NON PUÒ SPOSTARSI MA NON FACCIAMONE UN CASO 
A cura di Redazione Sette Giorni,  pubblicato il   04/04/2018 00:00:10 

 

 

Nei giorni scorsi sia su alcuni giornali che sui social è scoppiato il caso di una 33enne tortonese, Luisella Reginato, invalida e costretta su una carrozzina che, a causa di un incidente nel quale rimase coinvolto il padre in corso Repubblica, è momentaneamente priva di auto per potersi recare in città. In tanti si sono mobilitati e come al solito sui social è stato scritto di tutto. Ora crediamo sia il caso di fare chiarezza. Luisella, ragazza molto attiva con il computer ed intelligente, non deve andare a scuola, né in quelle obbligatorie né in quelle non obbligatorie.

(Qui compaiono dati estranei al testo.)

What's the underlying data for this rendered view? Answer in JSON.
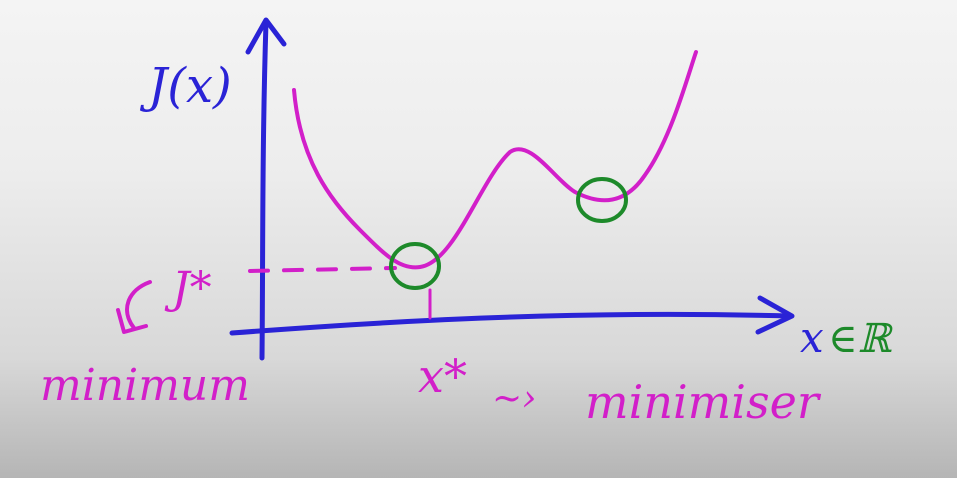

Viene in città da Torre Garofoli ove abita per frequentare il Minifal, l’associazione dei familiari di ragazzi non autosufficienti che lodevolmente opera da anni con corsi vari ed intrattenimento pomeridiano, oppure l’Unitre ove frequenta corsi. Lodevole, ma non strettamente indispensabile. Quindi non strappiamoci le vesti, non gridiamo allo scandalo. Il comune, come giusto, si è dato da fare, con il nuovo Doblò appositamente attrezzato per il trasporto di invalidi su carrozzina ed appena consegnato: ora vedranno di trovare una soluzione per l’autista, che non può che essere un volontario. Per le emergenze sanitarie, comunque, esiste la Croce Rossa o la Misericordia. Insomma una situazione non piacevole, che giustamente comune e Cisa dovrebbero risolvere, ma niente di tragico né di indispensabile.